Vassiliev grinned. “No one. The two disks are in there already, but held apart. We put the polonium at one end of the hole in the uranium ball, and the lithium on the nose of the incoming uranium projectile. The bullet comes down the tube, into the heart of the ball, and the lithium on its nose is slammed into the polonium waiting at the other end of the tunnel. That’s it.”
Vassiliev used a drop of Super Glue to stick the polonium disk to one face of the flat steel plug from Lichka’s shoe heel. Then he screwed the plug into the hole at the base of one of the steel bowls. Taking the uranium ball, he lowered it into the bowl. The interior of that bowl had four nodules, which slotted into four indentations cast in the uranium.

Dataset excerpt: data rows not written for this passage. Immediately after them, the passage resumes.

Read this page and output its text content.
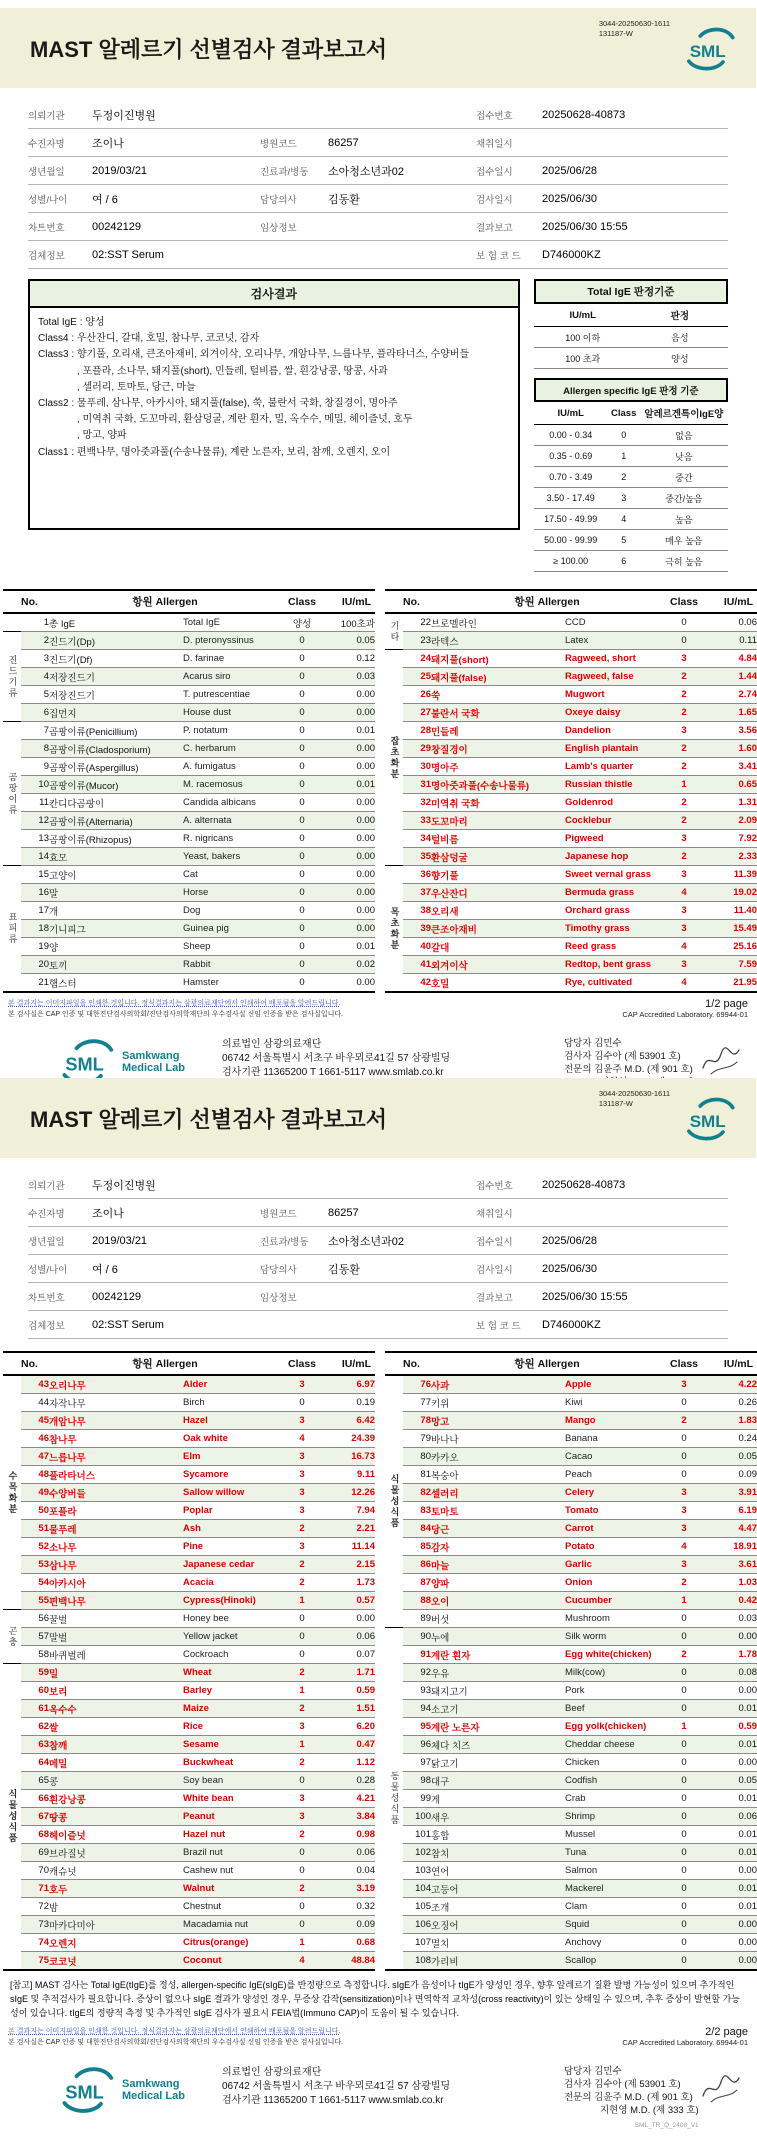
MAST 알레르기 선별검사 결과보고서
3044-20250630-1611
131187-W
SML
의뢰기관	두정이진병원			접수번호	20250628-40873
수진자명	조이나	병원코드	86257	채취일시	
생년월일	2019/03/21	진료과/병동	소아청소년과02	접수일시	2025/06/28
성별/나이	여 / 6	담당의사	김동환	검사일시	2025/06/30
차트번호	00242129	임상정보		결과보고	2025/06/30 15:55
검체정보	02:SST Serum			보 험 코 드	D746000KZ
검사결과
Total IgE : 양성
Class4 : 우산잔디, 갈대, 호밀, 참나무, 코코넛, 감자
Class3 : 향기풀, 오리새, 큰조아재비, 외겨이삭, 오리나무, 개암나무, 느릅나무, 플라타너스, 수양버들
, 포플라, 소나무, 돼지풀(short), 민들레, 털비름, 쌀, 흰강낭콩, 땅콩, 사과
, 셀러리, 토마토, 당근, 마늘
Class2 : 물푸레, 삼나무, 아카시아, 돼지풀(false), 쑥, 불란서 국화, 창질경이, 명아주
, 미역취 국화, 도꼬마리, 환삼덩굴, 계란 흰자, 밀, 옥수수, 메밀, 헤이즐넛, 호두
, 망고, 양파
Class1 : 편백나무, 명아줏과풀(수송나물류), 계란 노른자, 보리, 참깨, 오렌지, 오이
Total IgE 판정기준
IU/mL	판정
100 이하	음성
100 초과	양성
Allergen specific IgE 판정 기준
IU/mL	Class	알레르겐특이IgE양
0.00 - 0.34	0	없음
0.35 - 0.69	1	낮음
0.70 - 3.49	2	중간
3.50 - 17.49	3	중간/높음
17.50 - 49.99	4	높음
50.00 - 99.99	5	매우 높음
≥ 100.00	6	극히 높음
	No.	항원 Allergen		Class	IU/mL
	1	총 IgE	Total IgE	양성	100초과
진드기류	2	진드기(Dp)	D. pteronyssinus	0	0.05
	3	진드기(Df)	D. farinae	0	0.12
	4	저장진드기	Acarus siro	0	0.03
	5	저장진드기	T. putrescentiae	0	0.00
	6	집먼지	House dust	0	0.00
곰팡이류	7	곰팡이류(Penicillium)	P. notatum	0	0.01
	8	곰팡이류(Cladosporium)	C. herbarum	0	0.00
	9	곰팡이류(Aspergillus)	A. fumigatus	0	0.00
	10	곰팡이류(Mucor)	M. racemosus	0	0.01
	11	칸디다곰팡이	Candida albicans	0	0.00
	12	곰팡이류(Alternaria)	A. alternata	0	0.00
	13	곰팡이류(Rhizopus)	R. nigricans	0	0.00
	14	효모	Yeast, bakers	0	0.00
표피류	15	고양이	Cat	0	0.00
	16	말	Horse	0	0.00
	17	개	Dog	0	0.00
	18	기니피그	Guinea pig	0	0.00
	19	양	Sheep	0	0.01
	20	토끼	Rabbit	0	0.02
	21	햄스터	Hamster	0	0.00
	No.	항원 Allergen		Class	IU/mL
기타	22	브로멜라인	CCD	0	0.06
	23	라텍스	Latex	0	0.11
잡초화분	24	돼지풀(short)	Ragweed, short	3	4.84
	25	돼지풀(false)	Ragweed, false	2	1.44
	26	쑥	Mugwort	2	2.74
	27	불란서 국화	Oxeye daisy	2	1.65
	28	민들레	Dandelion	3	3.56
	29	창질경이	English plantain	2	1.60
	30	명아주	Lamb's quarter	2	3.41
	31	명아줏과풀(수송나물류)	Russian thistle	1	0.65
	32	미역취 국화	Goldenrod	2	1.31
	33	도꼬마리	Cocklebur	2	2.09
	34	털비름	Pigweed	3	7.92
	35	환삼덩굴	Japanese hop	2	2.33
목초화분	36	향기풀	Sweet vernal grass	3	11.39
	37	우산잔디	Bermuda grass	4	19.02
	38	오리새	Orchard grass	3	11.40
	39	큰조아재비	Timothy grass	3	15.49
	40	갈대	Reed grass	4	25.16
	41	외겨이삭	Redtop, bent grass	3	7.59
	42	호밀	Rye, cultivated	4	21.95
본 결과지는 이미지파일을 인쇄한 것입니다. 정식결과지는 삼광의료재단에서 인쇄하여 배포됨을 알려드립니다.
본 검사실은 CAP 인증 및 대한진단검사의학회/진단검사의학재단의 우수검사실 신임 인증을 받은 검사실입니다.
1/2 page
CAP Accredited Laboratory. 69944-01
SML Samkwang
Medical Lab
의료법인 삼광의료재단
06742 서울특별시 서초구 바우뫼로41길 57 삼광빌딩
검사기관 11365200 T 1661-5117 www.smlab.co.kr
담당자 김민수
검사자 김수아 (제 53901 호)
전문의 김윤주 M.D. (제 901 호)
MAST 알레르기 선별검사 결과보고서
3044-20250630-1611
131187-W
SML
의뢰기관	두정이진병원			접수번호	20250628-40873
수진자명	조이나	병원코드	86257	채취일시	
생년월일	2019/03/21	진료과/병동	소아청소년과02	접수일시	2025/06/28
성별/나이	여 / 6	담당의사	김동환	검사일시	2025/06/30
차트번호	00242129	임상정보		결과보고	2025/06/30 15:55
검체정보	02:SST Serum			보 험 코 드	D746000KZ
	No.	항원 Allergen		Class	IU/mL
수목화분	43	오리나무	Alder	3	6.97
	44	자작나무	Birch	0	0.19
	45	개암나무	Hazel	3	6.42
	46	참나무	Oak white	4	24.39
	47	느릅나무	Elm	3	16.73
	48	플라타너스	Sycamore	3	9.11
	49	수양버들	Sallow willow	3	12.26
	50	포플라	Poplar	3	7.94
	51	물푸레	Ash	2	2.21
	52	소나무	Pine	3	11.14
	53	삼나무	Japanese cedar	2	2.15
	54	아카시아	Acacia	2	1.73
	55	편백나무	Cypress(Hinoki)	1	0.57
곤충	56	꿀벌	Honey bee	0	0.00
	57	말벌	Yellow jacket	0	0.06
	58	바퀴벌레	Cockroach	0	0.07
식물성식품	59	밀	Wheat	2	1.71
	60	보리	Barley	1	0.59
	61	옥수수	Maize	2	1.51
	62	쌀	Rice	3	6.20
	63	참깨	Sesame	1	0.47
	64	메밀	Buckwheat	2	1.12
	65	콩	Soy bean	0	0.28
	66	흰강낭콩	White bean	3	4.21
	67	땅콩	Peanut	3	3.84
	68	헤이즐넛	Hazel nut	2	0.98
	69	브라질넛	Brazil nut	0	0.06
	70	캐슈넛	Cashew nut	0	0.04
	71	호두	Walnut	2	3.19
	72	밤	Chestnut	0	0.32
	73	마카다미아	Macadamia nut	0	0.09
	74	오렌지	Citrus(orange)	1	0.68
	75	코코넛	Coconut	4	48.84
	No.	항원 Allergen		Class	IU/mL
식물성식품	76	사과	Apple	3	4.22
	77	키위	Kiwi	0	0.26
	78	망고	Mango	2	1.83
	79	바나나	Banana	0	0.24
	80	카카오	Cacao	0	0.05
	81	복숭아	Peach	0	0.09
	82	셀러리	Celery	3	3.91
	83	토마토	Tomato	3	6.19
	84	당근	Carrot	3	4.47
	85	감자	Potato	4	18.91
	86	마늘	Garlic	3	3.61
	87	양파	Onion	2	1.03
	88	오이	Cucumber	1	0.42
	89	버섯	Mushroom	0	0.03
동물성식품	90	누에	Silk worm	0	0.00
	91	계란 흰자	Egg white(chicken)	2	1.78
	92	우유	Milk(cow)	0	0.08
	93	돼지고기	Pork	0	0.00
	94	소고기	Beef	0	0.01
	95	계란 노른자	Egg yolk(chicken)	1	0.59
	96	체다 치즈	Cheddar cheese	0	0.01
	97	닭고기	Chicken	0	0.00
	98	대구	Codfish	0	0.05
	99	게	Crab	0	0.01
	100	새우	Shrimp	0	0.06
	101	홍합	Mussel	0	0.01
	102	참치	Tuna	0	0.01
	103	연어	Salmon	0	0.00
	104	고등어	Mackerel	0	0.01
	105	조개	Clam	0	0.01
	106	오징어	Squid	0	0.00
	107	멸치	Anchovy	0	0.00
	108	가리비	Scallop	0	0.00
[참고] MAST 검사는 Total IgE(tIgE)를 정성, allergen-specific IgE(sIgE)를 반정량으로 측정합니다. sIgE가 음성이나 tIgE가 양성인 경우, 향후 알레르기 질환 발병 가능성이 있으며 추가적인 sIgE 및 추적검사가 필요합니다. 증상이 없으나 sIgE 결과가 양성인 경우, 무증상 감작(sensitization)이나 면역학적 교차성(cross reactivity)이 있는 상태일 수 있으며, 추후 증상이 발현할 가능성이 있습니다. tIgE의 정량적 측정 및 추가적인 sIgE 검사가 필요시 FEIA법(Immuno CAP)이 도움이 될 수 있습니다.
본 결과지는 이미지파일을 인쇄한 것입니다. 정식결과지는 삼광의료재단에서 인쇄하여 배포됨을 알려드립니다.
본 검사실은 CAP 인증 및 대한진단검사의학회/진단검사의학재단의 우수검사실 신임 인증을 받은 검사실입니다.
2/2 page
CAP Accredited Laboratory. 69944-01
SML Samkwang
Medical Lab
의료법인 삼광의료재단
06742 서울특별시 서초구 바우뫼로41길 57 삼광빌딩
검사기관 11365200 T 1661-5117 www.smlab.co.kr
담당자 김민수
검사자 김수아 (제 53901 호)
전문의 김윤주 M.D. (제 901 호)
지현영 M.D. (제 333 호)
SML_TR_Q_2408_V1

When they met and engaged, the ball was held in place. Vassiliev took a pencil flashlight and peered down the hole through the core of the uranium ball.
“There it is,” he said, “waiting at the bottom of the hole.”
Then he placed the second steel bowl over the top, to form a perfect globe, and spent an hour tightening the sixteen bolts around the flange to hold the two halves together.